Lapid and his mates have decided that prevention is the best cure, better to risk getting fleas from a liaison with UTJ than an STD from Shas.
Sharon, however, is a political swindler. Having succeeded in getting Shinui to swallow a fly in the form of UTJ, it is at least even money that he will subsequently get them to eat the Shas crow.
Sharon is doing what he needs to do. He needs Labor in the government to proceed with the disengagement plan; and he needs the ultra-Orthodox, preferably Shas too, in the government to calm the Likud members down about the fact that Labor is in the government. If it were up to him, he would keep the ultra-orthodox in the wilderness until the cows come home. However, realizing that politics is the art of the possible, he knows this is not on for now.
Shinui did the smart thing, albeit belatedly when it ended its UTJ bashing. It would be even better if they acted the same way towards Shas. With a little bit less condescendence and hatred that they let flow during the elections, Shinui could have totally prevented being stuck on such an uncomfortably high and isolated perch. Hopefully, the experience will teach Lapid that in politics, one should never say never.
However, Shinui seems intent on repeating its mistakes. As it gets off one hobbyhorse it is mounting another, demanding that UTJ enter the government with a second-class ticket, not having any ministers and relinquishing the post of Chairman of the powerful Finance Committee. These demands are unrealistic, and Shunui will have to compromise again, losing more respect in the process.
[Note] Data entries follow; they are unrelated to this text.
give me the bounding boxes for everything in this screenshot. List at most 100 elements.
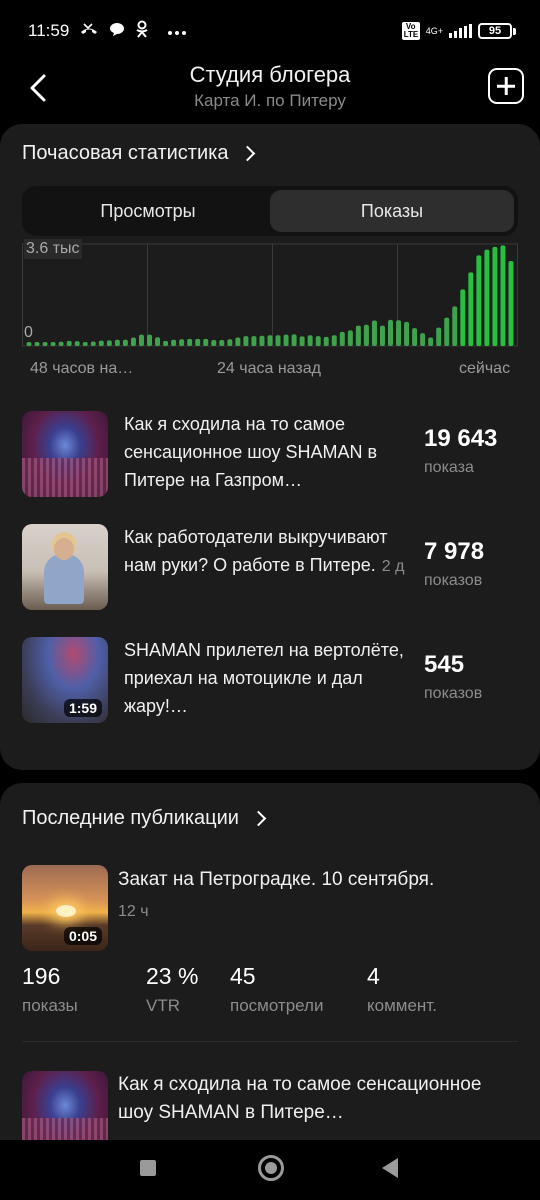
- missed-call-icon: [79, 22, 99, 40]
- channel-name: Карта И. по Питеру: [194, 91, 346, 110]
- video-thumbnail: [22, 524, 108, 610]
- publication-age: 12 ч: [118, 903, 149, 920]
- chart-bar: [130, 337, 136, 346]
- volte-icon: Vo LTE: [401, 22, 420, 40]
- metric-switch: Просмотры Показы: [22, 186, 518, 236]
- item-count: 545: [424, 651, 465, 678]
- chart-bar: [363, 324, 369, 346]
- recent-publications-card: Последние публикации 0:05 Закат на Петро…: [0, 783, 540, 1143]
- item-title: Как работодатели выкручивают нам руки? О…: [124, 523, 414, 581]
- chart-bar: [299, 336, 305, 346]
- chart-bar: [58, 341, 64, 346]
- video-thumbnail: 1:59: [22, 637, 108, 723]
- chart-bar: [66, 340, 72, 346]
- system-nav-bar: [0, 1140, 540, 1200]
- chart-min-label: 0: [24, 324, 33, 341]
- chart-bar: [219, 340, 225, 346]
- stat-label: коммент.: [367, 996, 437, 1015]
- chart-bar: [114, 339, 120, 346]
- chevron-right-icon: [240, 145, 256, 162]
- chart-bar: [227, 339, 233, 346]
- chart-bar: [452, 306, 458, 346]
- chart-bar: [259, 335, 265, 346]
- x-label-end: сейчас: [459, 360, 511, 377]
- item-unit: показов: [424, 572, 483, 589]
- tab-impressions[interactable]: Показы: [270, 190, 514, 232]
- item-title-text: SHAMAN прилетел на вертолёте, приехал на…: [124, 640, 404, 716]
- network-type: 4G+: [425, 25, 443, 36]
- stat-comments: 4 коммент.: [367, 963, 437, 1016]
- list-item[interactable]: Как я сходила на то самое сенсационное ш…: [22, 411, 518, 497]
- more-dots-icon: [167, 23, 187, 40]
- chart-bar: [420, 333, 426, 346]
- chart-bar: [388, 319, 393, 346]
- hourly-stats-header[interactable]: Почасовая статистика: [22, 142, 256, 165]
- stat-vtr: 23 % VTR: [146, 963, 198, 1016]
- stat-watched: 45 посмотрели: [230, 963, 323, 1016]
- chart-bar: [235, 337, 241, 346]
- item-unit: показа: [424, 459, 474, 476]
- title-block: Студия блогера Карта И. по Питеру: [0, 62, 540, 112]
- video-thumbnail: [22, 411, 108, 497]
- status-bar: 11:59 Vo LTE 4G+ 95: [0, 0, 540, 62]
- chart-bar: [412, 328, 418, 346]
- chart-bar: [500, 245, 506, 346]
- chart-bar: [396, 320, 402, 346]
- publication-title: Закат на Петроградке. 10 сентября.: [118, 869, 435, 890]
- chart-max-label: 3.6 тыс: [24, 239, 82, 259]
- chart-bar: [98, 340, 104, 346]
- odnoklassniki-icon: [135, 20, 149, 42]
- chart-bar: [460, 289, 466, 346]
- status-time: 11:59: [28, 21, 70, 40]
- tab-views[interactable]: Просмотры: [26, 190, 270, 232]
- item-unit: показов: [424, 685, 483, 702]
- chart-bar: [275, 335, 281, 346]
- chart-bar: [42, 342, 48, 346]
- status-right: Vo LTE 4G+ 95: [401, 22, 516, 40]
- stat-label: посмотрели: [230, 996, 324, 1015]
- chart-bar: [508, 261, 514, 346]
- chart-bar: [444, 317, 450, 346]
- system-back-button[interactable]: [382, 1158, 398, 1178]
- stat-value: 23 %: [146, 963, 199, 989]
- recent-publications-title: Последние публикации: [22, 807, 239, 829]
- page-title: Студия блогера: [189, 62, 351, 87]
- app-header: Студия блогера Карта И. по Питеру: [0, 62, 540, 124]
- battery-icon: 95: [478, 23, 516, 39]
- chart-bar: [179, 339, 185, 346]
- hourly-stats-title: Почасовая статистика: [22, 142, 229, 164]
- chart-bar: [138, 334, 144, 346]
- chart-bar: [476, 255, 482, 346]
- chart-bar: [436, 327, 442, 346]
- x-label-start: 48 часов на…: [30, 360, 134, 377]
- stat-value: 45: [230, 963, 256, 989]
- chart-bar: [283, 334, 289, 346]
- battery-level: 95: [478, 23, 512, 39]
- chart-bar: [155, 337, 161, 346]
- chart-bar: [82, 342, 88, 346]
- chart-bar: [484, 249, 490, 346]
- item-age: 2 д: [381, 558, 405, 575]
- home-button[interactable]: [258, 1155, 284, 1181]
- item-title: Как я сходила на то самое сенсационное ш…: [124, 410, 414, 494]
- list-item[interactable]: Как работодатели выкручивают нам руки? О…: [22, 524, 518, 610]
- chart-bar: [26, 342, 32, 346]
- add-publication-button[interactable]: [488, 68, 524, 104]
- publication-stats: 196 показы 23 % VTR 45 посмотрели 4 комм…: [22, 963, 518, 1019]
- recents-button[interactable]: [140, 1160, 156, 1176]
- chart-bar: [106, 340, 112, 346]
- chart-bar: [74, 341, 80, 346]
- chart-bar: [355, 325, 361, 346]
- item-count: 19 643: [424, 425, 498, 452]
- list-item[interactable]: 1:59 SHAMAN прилетел на вертолёте, приех…: [22, 637, 518, 723]
- item-title: SHAMAN прилетел на вертолёте, приехал на…: [124, 636, 414, 720]
- chevron-right-icon: [250, 810, 267, 827]
- chart-bar: [307, 335, 313, 346]
- chart-bar: [371, 320, 377, 346]
- chart-bar: [163, 340, 169, 346]
- chart-bar: [50, 342, 56, 346]
- chart-bar: [291, 334, 297, 346]
- chart-bar: [203, 338, 209, 346]
- recent-publications-header[interactable]: Последние публикации: [22, 807, 267, 830]
- chart-bar: [211, 340, 217, 346]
The only people who might be able to save Shinui from itself are the last people that Shinui actually wants to be dependant on, the ultra-Orthodox rabbinical leaders, the Torah Sages. They could forbid UTJ from sitting in a coalition with Shinui, pulling its chestnuts out of the fire. In that case, Sharon will have to buck his central committee and party activists and form a secular coalition. Lapid, as a true European gentleman, would be obligated to send a large bunch of flowers to Rabbi Yosef Shalom Elyashiv as a sign of gratitude.
The writer was born in Tel Aviv, graduated from the Mercaz Harav Yeshiva and Tel Aviv University. An ex-member of Kibbutz Saad, he has held senior positions in Maariv since 1967. Won the Sokolov Journalist Prize in 1983.